The area in the Hagia Sophia where emperors used to be coronated was left exposed when carpeting was installed in the structure to prepare it for Muslim prayer, Istanbul Culture and Tourism Director Coşkun Yılmaz said. The former museum was opened to Muslim worship on July 24, holding the first mass prayer in decades.
Economy
The Turkish Lira has devalued drastically against the dollar, reaching almost seven liras on the dollar. Ankara has invested almost $60 billion in currency interventions in 2020 to no avail, Financial Times reported on July 28.
U.S. Secretary of State Mike Pompeo said on July 15 that companies involved in construction of the TurkStream pipeline will be subject to the U.S. penalties unless they stop their works. “It’s a clear warning to companies. Aiding and abetting Russia’s malign influence projects will not be tolerated. Get out now or risk the consequences,” he said.

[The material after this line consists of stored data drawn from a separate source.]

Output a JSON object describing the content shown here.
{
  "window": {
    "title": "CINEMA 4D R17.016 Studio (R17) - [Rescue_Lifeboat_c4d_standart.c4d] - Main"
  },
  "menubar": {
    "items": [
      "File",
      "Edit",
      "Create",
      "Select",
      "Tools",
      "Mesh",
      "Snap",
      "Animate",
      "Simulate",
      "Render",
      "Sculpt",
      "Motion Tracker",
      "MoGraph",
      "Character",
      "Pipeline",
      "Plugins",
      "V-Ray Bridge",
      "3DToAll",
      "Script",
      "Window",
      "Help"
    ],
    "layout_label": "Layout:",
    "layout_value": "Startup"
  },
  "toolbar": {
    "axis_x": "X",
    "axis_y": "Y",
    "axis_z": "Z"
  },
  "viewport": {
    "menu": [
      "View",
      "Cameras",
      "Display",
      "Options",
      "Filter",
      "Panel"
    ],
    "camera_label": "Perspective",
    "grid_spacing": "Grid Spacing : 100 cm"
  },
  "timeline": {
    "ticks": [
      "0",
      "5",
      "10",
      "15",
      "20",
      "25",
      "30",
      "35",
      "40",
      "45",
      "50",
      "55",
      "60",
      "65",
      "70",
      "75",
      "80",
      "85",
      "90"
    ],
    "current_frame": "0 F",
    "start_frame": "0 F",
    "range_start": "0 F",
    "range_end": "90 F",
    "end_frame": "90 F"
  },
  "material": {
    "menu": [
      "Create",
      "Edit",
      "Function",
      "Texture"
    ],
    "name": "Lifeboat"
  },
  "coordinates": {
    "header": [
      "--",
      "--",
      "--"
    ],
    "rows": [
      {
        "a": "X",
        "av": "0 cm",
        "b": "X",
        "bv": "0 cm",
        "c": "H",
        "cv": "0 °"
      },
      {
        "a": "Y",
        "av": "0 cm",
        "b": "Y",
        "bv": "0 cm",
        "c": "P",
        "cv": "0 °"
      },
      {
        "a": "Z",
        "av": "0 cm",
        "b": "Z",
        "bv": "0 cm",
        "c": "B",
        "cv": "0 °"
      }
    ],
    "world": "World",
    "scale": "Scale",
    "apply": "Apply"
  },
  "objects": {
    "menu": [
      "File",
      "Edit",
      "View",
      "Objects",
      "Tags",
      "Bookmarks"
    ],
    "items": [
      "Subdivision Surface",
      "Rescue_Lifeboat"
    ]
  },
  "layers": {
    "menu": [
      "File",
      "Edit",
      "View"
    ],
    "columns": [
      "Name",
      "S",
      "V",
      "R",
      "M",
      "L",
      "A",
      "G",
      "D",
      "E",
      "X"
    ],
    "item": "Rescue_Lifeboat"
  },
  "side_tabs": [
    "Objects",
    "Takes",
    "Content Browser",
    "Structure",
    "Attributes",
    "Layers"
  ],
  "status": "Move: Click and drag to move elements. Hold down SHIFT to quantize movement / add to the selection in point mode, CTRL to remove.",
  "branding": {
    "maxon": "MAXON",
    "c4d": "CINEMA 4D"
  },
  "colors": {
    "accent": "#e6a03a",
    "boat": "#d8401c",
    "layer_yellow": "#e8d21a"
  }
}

The Turkish Petroleum Refineries Corporation (TÜPRAŞ) ranked as Turkey's largest industrial business with 87.9 billion liras in annual production revenue. The oil company was followed mostly by automotive producers.
On the second anniversary of Turkey's transformation into a presidential system, the main opposition Republican People's Party (CHP) has prepared a report detailing how the country stands in the ensuing years, finding that the Turkish lira has lost four times its value since 2007.
Urban Beat
Mois Gabay writes: Do you think the Camondo family will be included in the Beyoğlu Culture Road project conducted by the Ministry of Culture and Tourism? What about Arif Ergin’s “Tekvin” novel, in which he imagined that there would be a “Camondo Museum” one day?
Artifacts from Istanbul's ancient Hagia Sophia will be displayed in a nearby public building that will be transformed into a museum. Formerly used as a land office, the late-19th-century building in historical Sultanahmet will be converted on the president's orders.
Luke Frostick writes: Edanur Kuntman’s Tales from Behind the Window has been nominated for an Eisner Award. If she wins, she will be the first Turk to win an Eisner. The story is a piece of creative-nonfiction and its main narrative is drawn from the memories of Kuntman’s grandmother growing up in the Çarşamba district of Samsun.